While the world holds its breath
The clock ticks down for the Iranian people
On Friday I took part in a regular panel podcast where, among other things, we discussed the rapidly shifting situation in the Middle East, the fragile ceasefire now in place between the U.S. and Iran, and the peace talks that have begun in Islamabad.
We also touched on the growing gap between those negotiations and some of the statements coming out of the White House. My own position was to question whether this confusion was part of a deliberate strategy – as it clearly was in the first phase of this campaign – or whether Trump was simply now out of his depth. The latter suggestion prompted a strong reaction from Trump supporters whose instinct is to attack anyone who questions Trump’s actions in any way.

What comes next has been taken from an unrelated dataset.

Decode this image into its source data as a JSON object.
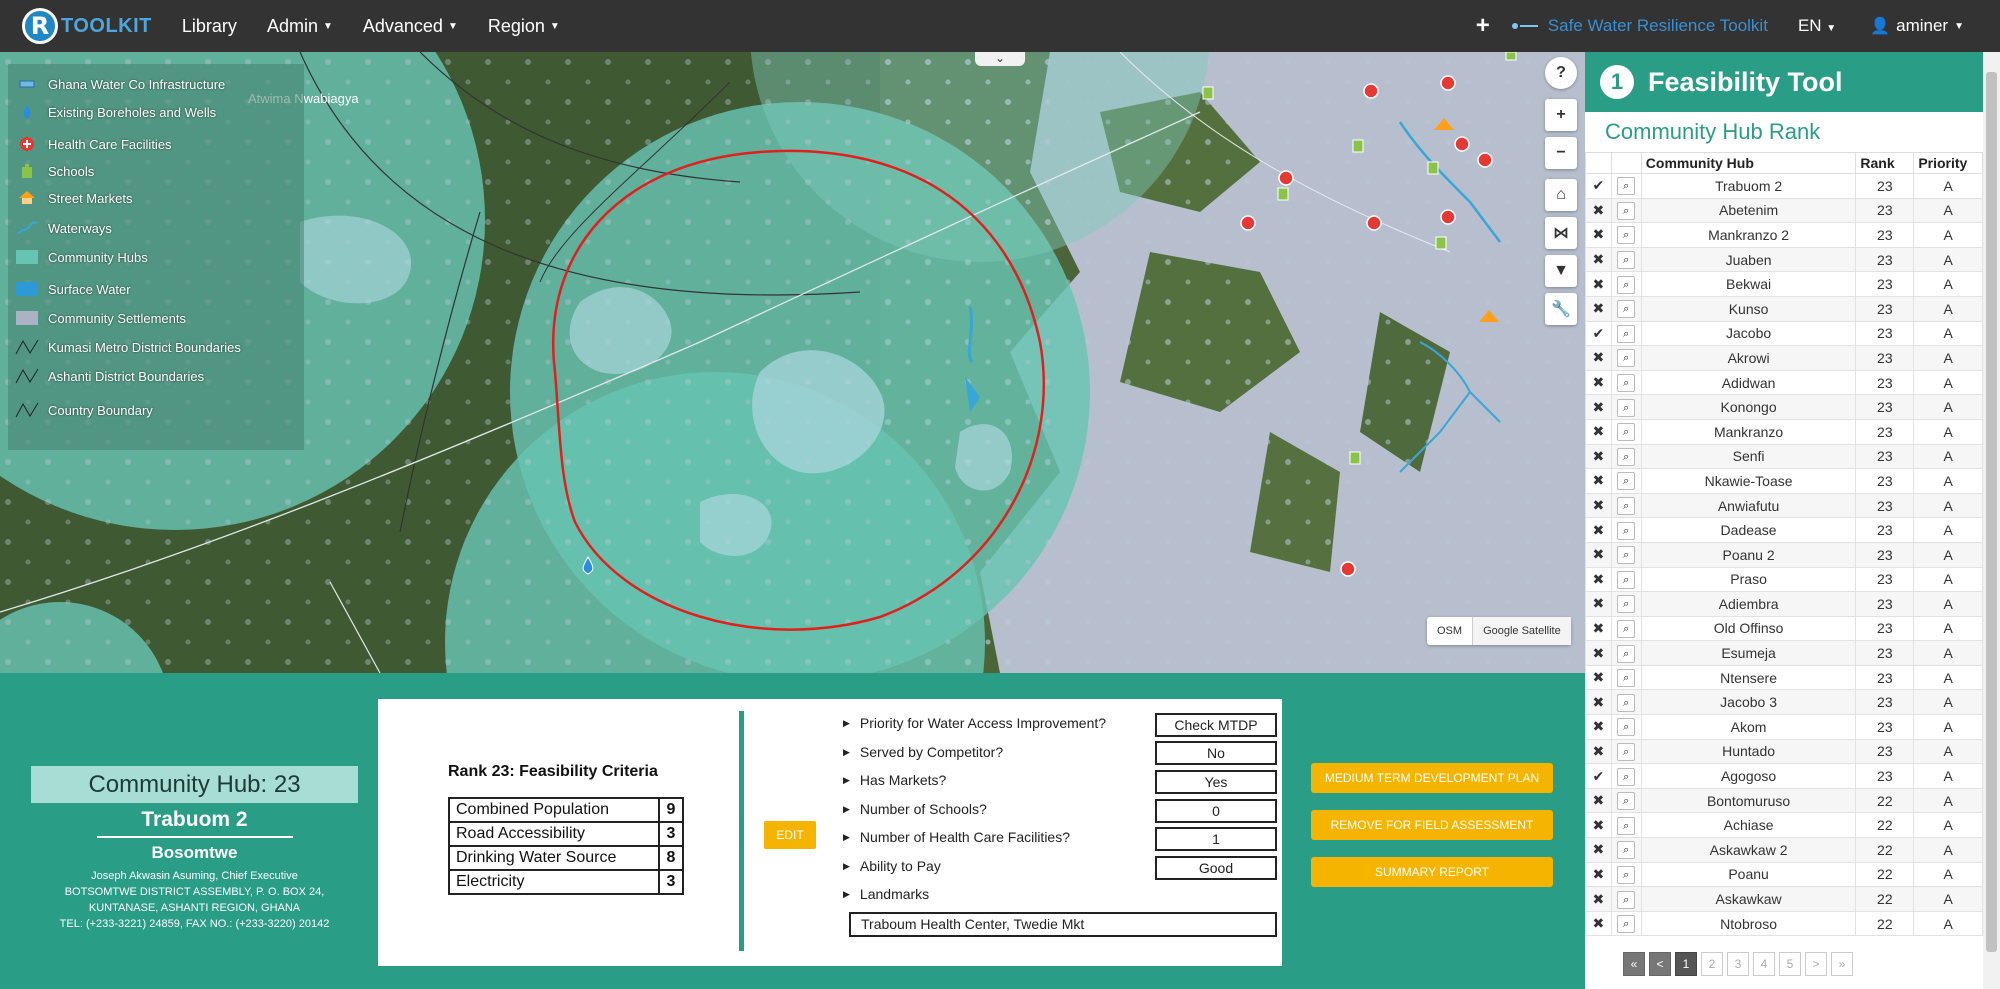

To be fair, I have some sympathy for their response – particularly in relation to this matter. Trump was willing to do what most Western leaders were not. He acted on an issue that others have talked about, for decades, but have been unwilling to address. The United States, alongside Israel, took direct military action against a brutal Islamic regime which has imprisoned 90 million Iranians for almost 50 years while other nations – my own included – wrung their cowardly hands and tut-tutted at the actions of the US and Israel rather than showing the support that the situation demands.
Trump’s supporters are also right to be frustrated with a mainstream media which seems to be wholly incapable of giving him credit for anything – and this helps to explain why so many of those supporters have become reflexively defensive whenever criticism of him is raised.
But there is a middle position. You can acknowledge what Trump has done right, while still asking whether what he is doing now makes sense. Because this is not some minor political argument. What happens next affects the future of Iran, the stability of the Middle East, the security of Israel, and fuel prices around the world. As such, scrutiny is not only reasonable – it is essential.
Which brings us to the real question: what exactly IS happening now?
Looking at the current situation, there seem to be three possibilities.
The first is that Trump is again using confusion as a tactic. That the contradictory signals, the inflated language, the erratic public messaging, and the strange negotiation noise are all part of a deliberate strategy to keep Iran, the media and the wider world off balance while the U.S. and Israel prepare for a second phase. If that’s the case – all power to them.
The second possibility is that Trump has not been playing chess at all – but is, instead, trying to make the best of a bad position. That would mean that the current ceasefire and negotiations are not the prelude to a stronger second phase, but an exit ramp. A way of claiming victory without actually achieving the central objective of the campaign. If this second scenario is right, Trump will emerge claiming that America has won, that Iran has been contained, that peace has been secured, and that a suite of concessions (that would never have been necessary if there had been no war) has been agreed – all while leaving the regime in place. That will not be a triumph – it will be an embarrassing compromise dressed up as a win.
The third possibility is that neither of those explanations is correct, and that Trump simply doesn’t know what he is doing right now. That the ceasefire has bought time not for a prepared second phase, but for indecision. Personally, I think this is the least likely explanation. Whatever anyone thinks of Trump, Israel is not strategically naive, militarily weak, or prone to improvising its way into chaos for fun. It is one of the most capable military powers on earth, and it is hard to believe that after executing the opening campaign with such discipline, it would allow itself to be drawn into the next stage of this campaign without an agreed plan.
So, for now, the world watches and waits. The talks are real, the ceasefire is real (for now), the economic pressure is real. and the danger to global energy supplies is real. But the final shape of how it all plays out is not yet clear.
But, perhaps most importantly, 90 million Iranians remain trapped under an Islamic regime that has brutalised its own people, terrorised its neighbours, repeatedly threatened the world, and helped turn one of the most important regions on earth into a permanent powder keg. As such, a face-saving arrangement that leaves the current regime intact is simply not acceptable. If the next phase does not bring about the end of the regime of the Mullahs and the chance for the Iranian people to replace a corrupt Islamist dictatorship with something freer, saner and more humane – then all of this effort has will have been for nothing.
(for the record – I think Trump will leave the current regime in place and will attempt to claim this as a victory. But my reasons for this relate to Bible prophecy and that’s a topic for another day).